Zazians had previously said about her film roles: "My acting was different in different roles. Each role had its own characteristics and I tried to understand the women I was playing. It was very interesting for me to try to understand these women and to study them. I have always said that playing other women helped me to evolve as an actor."

One of the most famous and controversial films starring Zazians before Iran’s 1979 Islamic Revolution was a film called Mohalel, or “temporary husband,” a romantic comedy produced in 1971 and directed by Nosrat Karimi. The film satirically critiqued issues of sharia law around divorce and remarriage for women as well as the role of clerics in the practice.

Mohalel is an Islamic practice in which a woman, after being unilaterally divorced by a man, marries another man, consummates the marriage, and divorces again so as to be able to remarry her former husband.

Karimi was arrested after the Revolution for making Mohalel and spent several months in prison.
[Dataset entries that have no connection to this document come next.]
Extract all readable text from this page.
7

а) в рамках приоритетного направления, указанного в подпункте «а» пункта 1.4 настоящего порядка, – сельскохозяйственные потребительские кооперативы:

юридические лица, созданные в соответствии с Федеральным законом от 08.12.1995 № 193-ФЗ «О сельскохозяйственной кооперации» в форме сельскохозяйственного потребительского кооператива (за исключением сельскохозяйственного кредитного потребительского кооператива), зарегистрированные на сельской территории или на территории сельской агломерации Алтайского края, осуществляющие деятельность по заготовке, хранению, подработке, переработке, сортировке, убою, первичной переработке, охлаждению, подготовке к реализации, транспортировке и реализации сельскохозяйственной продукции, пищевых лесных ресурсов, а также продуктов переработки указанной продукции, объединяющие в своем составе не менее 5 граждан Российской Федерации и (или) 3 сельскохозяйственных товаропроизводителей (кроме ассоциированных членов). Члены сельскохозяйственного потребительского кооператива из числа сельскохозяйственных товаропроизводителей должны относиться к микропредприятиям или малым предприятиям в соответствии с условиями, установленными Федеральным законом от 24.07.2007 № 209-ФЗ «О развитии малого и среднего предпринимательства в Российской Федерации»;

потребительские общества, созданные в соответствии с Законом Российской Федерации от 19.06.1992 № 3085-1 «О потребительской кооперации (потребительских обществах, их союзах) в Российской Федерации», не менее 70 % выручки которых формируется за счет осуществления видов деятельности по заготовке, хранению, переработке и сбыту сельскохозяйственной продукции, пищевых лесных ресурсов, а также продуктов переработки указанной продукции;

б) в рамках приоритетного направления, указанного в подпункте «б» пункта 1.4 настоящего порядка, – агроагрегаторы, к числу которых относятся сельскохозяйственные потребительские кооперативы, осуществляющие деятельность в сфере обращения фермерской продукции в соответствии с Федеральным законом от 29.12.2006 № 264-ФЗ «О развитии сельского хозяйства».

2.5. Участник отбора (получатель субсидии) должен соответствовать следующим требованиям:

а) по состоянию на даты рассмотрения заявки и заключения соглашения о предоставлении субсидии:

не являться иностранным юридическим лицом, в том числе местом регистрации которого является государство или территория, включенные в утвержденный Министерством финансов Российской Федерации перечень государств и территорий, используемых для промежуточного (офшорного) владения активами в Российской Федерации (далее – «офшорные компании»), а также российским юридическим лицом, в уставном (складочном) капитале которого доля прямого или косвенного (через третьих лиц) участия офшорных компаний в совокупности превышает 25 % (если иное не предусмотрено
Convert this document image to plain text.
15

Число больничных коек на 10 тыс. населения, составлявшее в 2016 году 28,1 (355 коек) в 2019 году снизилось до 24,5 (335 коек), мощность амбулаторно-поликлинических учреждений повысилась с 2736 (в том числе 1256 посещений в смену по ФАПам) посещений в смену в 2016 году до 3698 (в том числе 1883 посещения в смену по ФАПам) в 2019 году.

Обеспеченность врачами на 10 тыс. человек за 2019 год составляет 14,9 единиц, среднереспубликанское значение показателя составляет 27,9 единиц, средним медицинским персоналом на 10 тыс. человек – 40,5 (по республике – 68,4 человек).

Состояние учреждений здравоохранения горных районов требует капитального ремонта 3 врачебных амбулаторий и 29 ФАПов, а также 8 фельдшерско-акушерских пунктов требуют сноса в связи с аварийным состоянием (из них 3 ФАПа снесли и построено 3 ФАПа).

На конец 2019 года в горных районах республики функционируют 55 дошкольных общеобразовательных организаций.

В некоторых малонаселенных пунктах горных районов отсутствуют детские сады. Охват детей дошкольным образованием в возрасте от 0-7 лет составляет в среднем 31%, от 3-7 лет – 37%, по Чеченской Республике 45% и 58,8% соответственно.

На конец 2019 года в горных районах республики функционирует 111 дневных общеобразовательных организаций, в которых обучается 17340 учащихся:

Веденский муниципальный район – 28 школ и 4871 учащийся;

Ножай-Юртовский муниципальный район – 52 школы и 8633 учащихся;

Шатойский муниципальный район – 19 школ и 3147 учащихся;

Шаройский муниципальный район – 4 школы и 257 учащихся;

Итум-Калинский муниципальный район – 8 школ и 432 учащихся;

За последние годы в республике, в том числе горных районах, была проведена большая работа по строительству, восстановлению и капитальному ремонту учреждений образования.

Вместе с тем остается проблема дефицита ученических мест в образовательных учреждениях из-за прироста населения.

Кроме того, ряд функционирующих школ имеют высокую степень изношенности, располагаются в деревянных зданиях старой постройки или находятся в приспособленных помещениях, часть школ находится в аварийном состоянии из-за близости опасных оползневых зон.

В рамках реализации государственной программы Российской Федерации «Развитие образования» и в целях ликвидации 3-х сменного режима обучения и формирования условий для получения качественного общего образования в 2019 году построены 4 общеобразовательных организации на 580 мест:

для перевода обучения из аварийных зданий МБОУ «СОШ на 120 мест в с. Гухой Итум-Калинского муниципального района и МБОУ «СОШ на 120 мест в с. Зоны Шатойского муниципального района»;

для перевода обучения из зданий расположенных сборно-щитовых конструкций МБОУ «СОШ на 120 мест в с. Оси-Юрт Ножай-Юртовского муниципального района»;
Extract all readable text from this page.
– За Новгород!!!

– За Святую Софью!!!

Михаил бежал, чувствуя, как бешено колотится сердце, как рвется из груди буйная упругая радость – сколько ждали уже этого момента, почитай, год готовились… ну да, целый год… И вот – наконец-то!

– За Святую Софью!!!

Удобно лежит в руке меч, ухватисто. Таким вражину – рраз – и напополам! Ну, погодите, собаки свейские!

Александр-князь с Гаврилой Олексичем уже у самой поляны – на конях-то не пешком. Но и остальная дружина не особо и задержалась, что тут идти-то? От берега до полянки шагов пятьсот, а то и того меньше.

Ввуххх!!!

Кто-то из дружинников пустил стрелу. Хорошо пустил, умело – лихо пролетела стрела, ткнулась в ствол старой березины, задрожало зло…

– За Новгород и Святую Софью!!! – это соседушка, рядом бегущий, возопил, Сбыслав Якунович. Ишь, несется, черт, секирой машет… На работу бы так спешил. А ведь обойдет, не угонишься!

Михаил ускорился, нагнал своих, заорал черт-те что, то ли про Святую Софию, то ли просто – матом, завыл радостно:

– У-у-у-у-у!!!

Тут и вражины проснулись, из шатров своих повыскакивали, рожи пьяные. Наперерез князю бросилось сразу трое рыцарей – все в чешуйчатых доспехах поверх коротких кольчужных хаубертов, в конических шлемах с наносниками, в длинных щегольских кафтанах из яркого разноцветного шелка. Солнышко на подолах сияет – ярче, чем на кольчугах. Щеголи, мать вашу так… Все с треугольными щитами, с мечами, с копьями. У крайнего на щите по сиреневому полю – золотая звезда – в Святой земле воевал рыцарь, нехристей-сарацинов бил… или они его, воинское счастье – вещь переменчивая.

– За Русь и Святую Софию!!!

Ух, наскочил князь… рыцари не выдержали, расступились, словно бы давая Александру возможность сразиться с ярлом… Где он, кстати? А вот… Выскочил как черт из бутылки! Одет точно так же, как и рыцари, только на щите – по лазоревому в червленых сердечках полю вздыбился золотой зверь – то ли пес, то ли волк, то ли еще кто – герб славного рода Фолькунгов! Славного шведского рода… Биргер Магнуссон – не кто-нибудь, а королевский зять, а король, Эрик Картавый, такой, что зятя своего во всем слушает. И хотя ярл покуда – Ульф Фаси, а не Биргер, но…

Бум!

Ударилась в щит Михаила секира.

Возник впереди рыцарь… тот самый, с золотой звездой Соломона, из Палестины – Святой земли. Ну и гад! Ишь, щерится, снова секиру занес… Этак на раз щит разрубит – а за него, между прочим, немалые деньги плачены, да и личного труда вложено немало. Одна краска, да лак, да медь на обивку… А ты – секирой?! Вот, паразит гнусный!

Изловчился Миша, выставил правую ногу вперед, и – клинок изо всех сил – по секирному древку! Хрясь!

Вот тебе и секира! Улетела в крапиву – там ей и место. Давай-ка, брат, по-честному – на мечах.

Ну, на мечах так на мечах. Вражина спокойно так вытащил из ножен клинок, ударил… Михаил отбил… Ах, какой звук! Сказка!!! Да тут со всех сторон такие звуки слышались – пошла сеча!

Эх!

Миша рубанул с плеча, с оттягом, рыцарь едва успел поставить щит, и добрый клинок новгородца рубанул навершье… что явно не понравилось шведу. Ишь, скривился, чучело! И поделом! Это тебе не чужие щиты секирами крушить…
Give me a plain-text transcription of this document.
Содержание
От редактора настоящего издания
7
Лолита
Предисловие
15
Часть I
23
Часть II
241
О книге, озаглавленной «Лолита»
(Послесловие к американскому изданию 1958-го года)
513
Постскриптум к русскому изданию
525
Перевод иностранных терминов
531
The film was denounced by clerics, including Morteza Motahhari, and led to Nosrat Karimi being banned from working and teaching in addition to his prison sentence.

Zazians was also banned from working after the Revolution, She went to Germany in 1983, joining her sister, who had previously emigrated from Iran and lived in Germany.

"I was accustomed to the life of cinema for many years, and I lived on my income from movies I acted in, and because I had no husband or children, cinema was my whole life," Zazians later said, referring to her life in Iran and the upheaval of leaving the world of art and cinema. "I needed to replace cinema with something in my life. In 1983, I went to Germany to visit my sister, and I told myself that, now that I could no longer work in cinema, I had to think of a solution. With the help of friends in Frankfurt, I enrolled in an intensive language class, and I took a 14-month course to become a beautician. I did not want to seek refuge in a foreign country and to ask help from a foreign government. Despite my sister's insistence, I preferred to return to Iran and to be with people who saw my films. In 1985, in the midst of the bombing of Tehran [during the 1980-88 Iran-Iraq War] I returned and immediately resumed work."

Zazians starred in two post-revolutionary films – Award directed by Alireza Davoudnejad and Red Line directed by Masoud Kimiaei – but both were later banned. She also appeared in several episodes of the enduring series Hezardestan directed by Ali Hatami. But all the scenes in which Zazians played were cut by the censors. A popular actor of Iranian cinema – like so many other artist – was effectively banned from working and from artistic activities by the new Islamic Republic.

In 2008, after many years away from cinema because of the censorship in Iran, Zazians played a short role in one of Abbas Kiarostami's films, Shirin. Later she also appeared in a film called Rooster by Shapur Gharib.

“I like all my roles and I cannot prefer any of them or I cannot even say which director or which actor was more important to me," she said of the roles she played. "But what is certain is that I liked Rooster more because of the different roles I played."

Rooster, directed by Gharib and produced in 1973, saw Zazians star alongside prominent actors such as Davood Rashidi and Saeed Rad.

Her performances in popular films such as Goodbye Comrade by Amir Naderi, Baluch by Masoud Kimiaei, Rooster by Shapur Gharib, and Naked Until Noon with Speed by Khosrow Haritash, as well as her role as Mahd-e Olia, Naser al-Din Shah's mother, in the series Soltan Sahebqaran made by Ali Hatami, have since been immortalized in Iranian cinema.

Irene Zazians died on July 28, 2012 in Tehran, at the age of 85, due to complications from lung cancer.

"Ms. Irene was my pioneer and she was a very kind and respectable lady. Now that she is gone, everyone praises her," the Iranian actor Jamshid Mashayekhi said of her.